Accordingly there is a need for the ability to take advantage of the benefits of a cache in a multi-tasking system.
Brief Description of the Drawings FIG. 1 is a block diagram of a circuit for operating a cache according to an embodiment of the invention;
FIG. 2 is a schematic of a memory map of the cache of FIG.
1 ;
FIG. 3 is a timing diagram useful in understanding the embodiment of the invention of FIG. 1 ; and
FIG. 4 is a further timing diagram useful in understanding the embodiment of the invention of FIG. 1
Description of the Invention
Described herein is a technique that provides a way to access a cache in a multi-tasking environment. In the described embodiment, tasks utilizing the cache may be interrupted, but some portion of the cache will remain loaded with the highest priority information for the task being interrupted. The interrupting task may have the remainder of the cache available for its use including thrashing.
Shown in FIG. 1 is a processing system 10 comprising a core 12, a cache 14, and a cache 16. The core receives interrupts. The number of interrupts may vary but 8 is a reasonable number. Each of the interrupts has a priority with, in the example of 8 interrupts, 8 being the highest. The core is coupled to the bus switch by a program bus 18 and a data bus 20. Bus switch are both coupled to a system bus 22 and program bus 18. They are coupled together by an interconnect 24.
In operation, core 12 initiates the performance of a task. This task can have any priority, but will be the highest priority existing at the time. Core 12 will make memory accesses. As this begins, the cache will not have the required data (a miss) so that external accesses to main memory (not shown) will occur through bus switch 16 to system bus 22. As the information is returned it is provided to core 12 via bus switch and also is loaded into cache 14 via system bus 22. This process continues and as loading of cache 14 occurs, cache 14 will begin to have the requested information (a hit). As this occurs, the cache is valuable and causes the task to be completed more quickly than if all the accesses had to go to main memory. If the current task is interrupted by a higher priority, the core notifies bus switch 16 that this is going to occur via data bus 20. Bus switch 16 in turn preserves at least the most important data in the cache 14. The portion of memory in cache 14 that is blocked from writing by the new task is programmable by the core into a cache controller register in bus switch 16. The new task then may use all of cache 14 except that set aside for the first task.
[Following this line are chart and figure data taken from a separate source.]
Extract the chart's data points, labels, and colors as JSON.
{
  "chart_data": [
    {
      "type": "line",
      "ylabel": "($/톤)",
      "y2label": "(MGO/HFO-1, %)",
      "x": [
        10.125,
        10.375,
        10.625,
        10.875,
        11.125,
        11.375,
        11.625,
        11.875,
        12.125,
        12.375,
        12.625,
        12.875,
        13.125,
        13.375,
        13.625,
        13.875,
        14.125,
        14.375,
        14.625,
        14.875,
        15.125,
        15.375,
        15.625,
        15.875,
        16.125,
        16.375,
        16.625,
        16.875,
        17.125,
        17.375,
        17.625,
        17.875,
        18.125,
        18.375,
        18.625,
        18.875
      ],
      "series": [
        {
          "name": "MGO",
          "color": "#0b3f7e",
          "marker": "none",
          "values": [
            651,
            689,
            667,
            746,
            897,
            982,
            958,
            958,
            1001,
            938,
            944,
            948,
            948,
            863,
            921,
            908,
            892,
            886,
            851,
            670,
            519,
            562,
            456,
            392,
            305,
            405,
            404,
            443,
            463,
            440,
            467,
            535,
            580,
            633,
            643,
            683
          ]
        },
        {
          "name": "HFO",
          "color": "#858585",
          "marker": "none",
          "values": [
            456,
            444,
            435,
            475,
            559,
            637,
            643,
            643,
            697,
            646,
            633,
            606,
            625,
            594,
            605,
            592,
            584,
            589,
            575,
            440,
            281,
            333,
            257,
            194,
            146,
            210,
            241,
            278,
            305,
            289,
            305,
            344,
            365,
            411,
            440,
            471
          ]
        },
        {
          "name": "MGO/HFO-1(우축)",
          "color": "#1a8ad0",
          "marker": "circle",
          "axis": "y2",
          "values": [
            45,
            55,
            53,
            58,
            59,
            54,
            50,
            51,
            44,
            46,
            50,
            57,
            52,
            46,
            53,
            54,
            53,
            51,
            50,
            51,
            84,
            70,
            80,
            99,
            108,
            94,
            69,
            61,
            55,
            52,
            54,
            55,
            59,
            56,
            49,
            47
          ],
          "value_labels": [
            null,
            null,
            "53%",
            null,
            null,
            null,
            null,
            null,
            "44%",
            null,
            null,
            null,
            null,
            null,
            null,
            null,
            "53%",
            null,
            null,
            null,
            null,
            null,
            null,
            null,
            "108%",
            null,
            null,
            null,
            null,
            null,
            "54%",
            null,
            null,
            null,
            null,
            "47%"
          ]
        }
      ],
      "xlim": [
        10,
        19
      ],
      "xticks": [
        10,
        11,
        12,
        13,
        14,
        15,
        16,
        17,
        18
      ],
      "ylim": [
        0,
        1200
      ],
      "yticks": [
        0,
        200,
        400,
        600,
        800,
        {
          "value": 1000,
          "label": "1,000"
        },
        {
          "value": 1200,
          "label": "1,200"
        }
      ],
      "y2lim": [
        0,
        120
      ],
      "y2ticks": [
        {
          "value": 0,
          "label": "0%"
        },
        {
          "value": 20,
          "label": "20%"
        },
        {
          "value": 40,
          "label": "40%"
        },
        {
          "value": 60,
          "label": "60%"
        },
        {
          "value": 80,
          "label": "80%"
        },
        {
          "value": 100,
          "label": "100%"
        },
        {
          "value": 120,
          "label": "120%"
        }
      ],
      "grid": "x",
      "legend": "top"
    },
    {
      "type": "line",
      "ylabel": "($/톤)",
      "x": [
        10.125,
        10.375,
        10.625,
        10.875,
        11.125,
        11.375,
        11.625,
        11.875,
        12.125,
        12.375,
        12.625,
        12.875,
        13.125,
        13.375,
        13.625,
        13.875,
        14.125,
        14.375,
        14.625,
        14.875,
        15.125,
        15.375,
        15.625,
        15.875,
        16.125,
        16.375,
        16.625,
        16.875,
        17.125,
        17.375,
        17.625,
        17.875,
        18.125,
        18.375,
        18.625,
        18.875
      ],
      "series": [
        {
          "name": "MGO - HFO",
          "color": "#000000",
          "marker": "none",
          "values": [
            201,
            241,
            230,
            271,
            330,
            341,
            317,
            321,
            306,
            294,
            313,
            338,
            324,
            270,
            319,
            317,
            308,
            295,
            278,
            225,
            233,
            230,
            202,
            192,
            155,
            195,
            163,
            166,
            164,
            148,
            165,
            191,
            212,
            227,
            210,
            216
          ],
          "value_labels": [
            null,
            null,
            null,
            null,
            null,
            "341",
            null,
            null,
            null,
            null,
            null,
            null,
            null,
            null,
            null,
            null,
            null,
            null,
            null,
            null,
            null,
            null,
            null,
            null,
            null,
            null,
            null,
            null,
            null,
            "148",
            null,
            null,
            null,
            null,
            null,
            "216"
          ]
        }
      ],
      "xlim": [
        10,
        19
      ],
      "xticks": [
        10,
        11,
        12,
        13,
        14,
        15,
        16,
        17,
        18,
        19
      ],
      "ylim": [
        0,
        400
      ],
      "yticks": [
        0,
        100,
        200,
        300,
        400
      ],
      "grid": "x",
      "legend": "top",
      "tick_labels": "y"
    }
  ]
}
Upon the completion of the new task, the first task is completed using all of cache 14 including the information that had been preserved during the performance of the new task. The information that was preserved, prevented from being thrashed, was the highest priority information for that first task. As the cache is being used by reading and writing, the status of the cache is being updated. In particular the priority of any location is updated. A common technique for this is called least recently used (LRU). A cache is organized by ways based on an index portion of the address. For each specific index there are some number of ways. A reasonable number for this is 16. Thus for a given index, each way within that index is prioritized with LRU bits. For a write into cache 14, the way written is the one with the lowest LRU priority. Thus, at a given point in time, the most important information is located at those ways that have the highest priority LRU bits. Thus, for the case here in which the first task is interrupted, the ways that contain the most useful information are those with the highest priority LRU bits. Thus, it makes sense to select those as the ones that will be preserved. The user has the ability to program the bus switch 16 to select the ways that are available based on these LRU bits. Bus switch 16 provides the information on what range of LRUs are available for accessing by the new task, which is the interrupting task.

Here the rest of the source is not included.